The second line initialises the array b with a zero byte (that's what "" yields in memory). If one element of an array is initialised to zero, all elements are (i.e. the whole array is initialised)

Wow, grumpier. That was total BS. :icon_rolleyes:

>The first line puts a space into the first char of a, and a zero into
>the second char. All other elements of a are uninitialised.
String literal initialization is equivalent to a brace enclosed initialization list. char a[LINE_SIZE + 1] = " "; is essentially syntactic sugar for char a[LINE_SIZE + 1] = {' ', '\0'}; , so assuming the initialization is allowed (which it isn't, hence the error), all elements will be initialized in a predictable manner.

>If one element of an array is initialised to zero, all
>elements are (i.e. the whole array is initialised)
Rather, if there are fewer initializers than elements in the array, all uninitialized elements are implicitly initialized to the equivalent of {0} for that type. The explicit initializer doesn't have to be "zero", whatever you meant by that.

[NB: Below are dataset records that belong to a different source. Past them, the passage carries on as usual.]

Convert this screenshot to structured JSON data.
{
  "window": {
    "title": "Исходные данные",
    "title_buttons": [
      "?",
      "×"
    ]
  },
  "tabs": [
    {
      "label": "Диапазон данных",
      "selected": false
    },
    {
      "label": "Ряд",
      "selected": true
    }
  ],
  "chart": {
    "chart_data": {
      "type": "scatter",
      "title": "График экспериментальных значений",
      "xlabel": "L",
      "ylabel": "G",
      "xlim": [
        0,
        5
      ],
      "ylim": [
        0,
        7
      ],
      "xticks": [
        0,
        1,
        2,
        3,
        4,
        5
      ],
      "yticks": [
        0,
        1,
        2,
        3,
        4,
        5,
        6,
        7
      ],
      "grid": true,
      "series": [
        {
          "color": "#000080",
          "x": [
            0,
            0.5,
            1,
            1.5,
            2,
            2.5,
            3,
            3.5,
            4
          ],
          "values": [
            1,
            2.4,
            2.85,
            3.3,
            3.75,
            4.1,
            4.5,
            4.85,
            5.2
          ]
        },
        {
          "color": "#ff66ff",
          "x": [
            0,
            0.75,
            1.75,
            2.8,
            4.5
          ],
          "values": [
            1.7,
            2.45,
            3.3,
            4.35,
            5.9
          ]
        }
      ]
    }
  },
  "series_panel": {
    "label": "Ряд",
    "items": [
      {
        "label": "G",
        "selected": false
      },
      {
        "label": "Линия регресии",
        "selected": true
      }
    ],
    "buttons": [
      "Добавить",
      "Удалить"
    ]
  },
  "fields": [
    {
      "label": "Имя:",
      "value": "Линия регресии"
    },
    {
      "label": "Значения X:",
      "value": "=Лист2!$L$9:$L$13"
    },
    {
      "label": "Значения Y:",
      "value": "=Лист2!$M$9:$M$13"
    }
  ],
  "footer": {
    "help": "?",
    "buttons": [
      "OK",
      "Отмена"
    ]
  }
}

>char a[LINE_SIZE + 1] = " "; //Error here...why is this an error??
It's an error because const in C doesn't denote a compile-time constant. Therefore a is a variable length array (in C99). The C99 standard explicitly disallows initialization of variable length arrays. Because this is a constraint violation, an error is required. You fix it by doing an assignment rather than an initialization:

#include <string.h>

int main ( void )
{
  int x = 10;
  int a[x];

  strcpy ( a, " " );

  /* ... */

  return 0;
}

>char b[A]=""; //no problem here
A is a compile-time constant because it's replaced with 10 by the preprocessor. This means that b is a regular array and initialization is supported.

>main(){
Note that this is also a constraint violation in C99, so your compiler isn't strictly conforming to either C89 (where implicit int is allowed but VLAs aren't) or C99 (where VLAs are allowed but not implicit int) with the switches you're giving it. Presumably you're relying on C89 and a compiler's variable length array extension, which means the details of my explanation may be different, but the underlying problem appears to be the same.

Wow, grumpier. That was total BS. :icon_rolleyes:

What can I say? I was tired. My sig also applies.